Reason why CFS scheduler using red black tree?

Another interesting point is that, considering you have a task (process or thread) changing state from runnable to blocked (waiting for io or network resource), then you need to remove that task from the runqueue and the complexities are:

  • O(log(n)) for red black tree
  • O(n) for heap

The remove operation of heap is slow and that's why red black tree is better.
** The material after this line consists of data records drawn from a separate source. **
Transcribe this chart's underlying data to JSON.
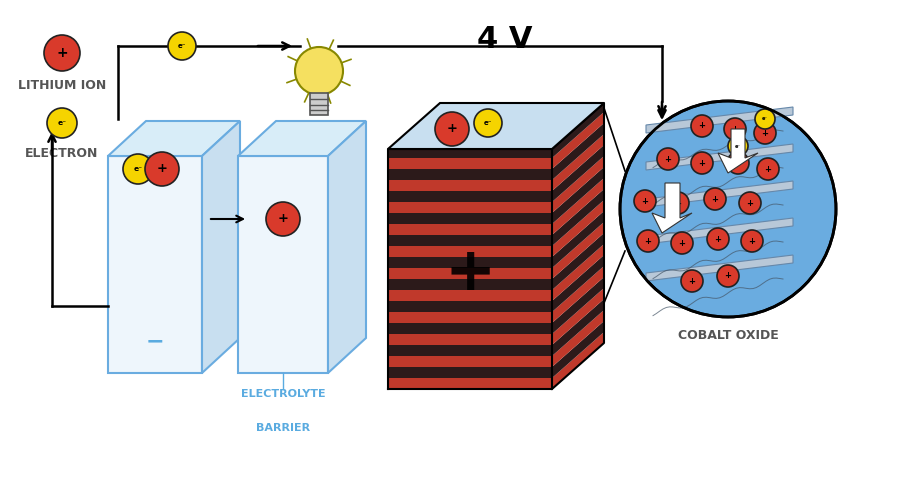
{
  "bg_color": "#ffffff",
  "red_ion_color": "#d93a2b",
  "red_ion_edge": "#222222",
  "yellow_electron_color": "#f5d400",
  "yellow_electron_edge": "#222222",
  "text_color": "#555555",
  "blue_fill": "#a8c8e8",
  "battery_stripe_red": "#c0392b",
  "battery_stripe_dark": "#2c1a1a",
  "battery_top_blue": "#c8dff0",
  "cobalt_blue": "#6aace0",
  "label_lithium_ion": "LITHIUM ION",
  "label_electron": "ELECTRON",
  "label_4v": "4 V",
  "label_electrolyte": "ELECTROLYTE",
  "label_barrier": "BARRIER",
  "label_cobalt": "COBALT OXIDE",
  "font_size_labels": 9,
  "font_size_4v": 18,
  "box_edge_color": "#6aace0",
  "box_top_color": "#d8edf8",
  "box_right_color": "#c8dff0",
  "box_front_color": "#eef6fc"
}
And when we get the min vruntime, the heap operation is not actually O(1), O(1) only happen if you refer the root node without removing it. But in CFS, we need to

  • Remove it (which requires heapifying of O(log(n)))
  • Update vruntime, and insert it back to runqueue which needs O(log(n)), too

The reason is: Heaps are array based and hence require contiguous memory in kernel space. This is because the way heaps are implemented in Linux. See the files lib/prio_heap.c and include/linux/prio_heap.h and you'll note that heap is kmalloc'd using heap_init. Once the multi-programming space becomes huge, maintaining thousands of struct sched_entity requires lot of contiguous space (it runs in several pages). From time and performance point of view, one would prefer heap as hepify operation can run in background once min vruntime is picked but it's space requirement which makes bottleneck.

As rbtree is readily available, kernel developers didn't think of implementing pointer based heap, in fact one doesn't need.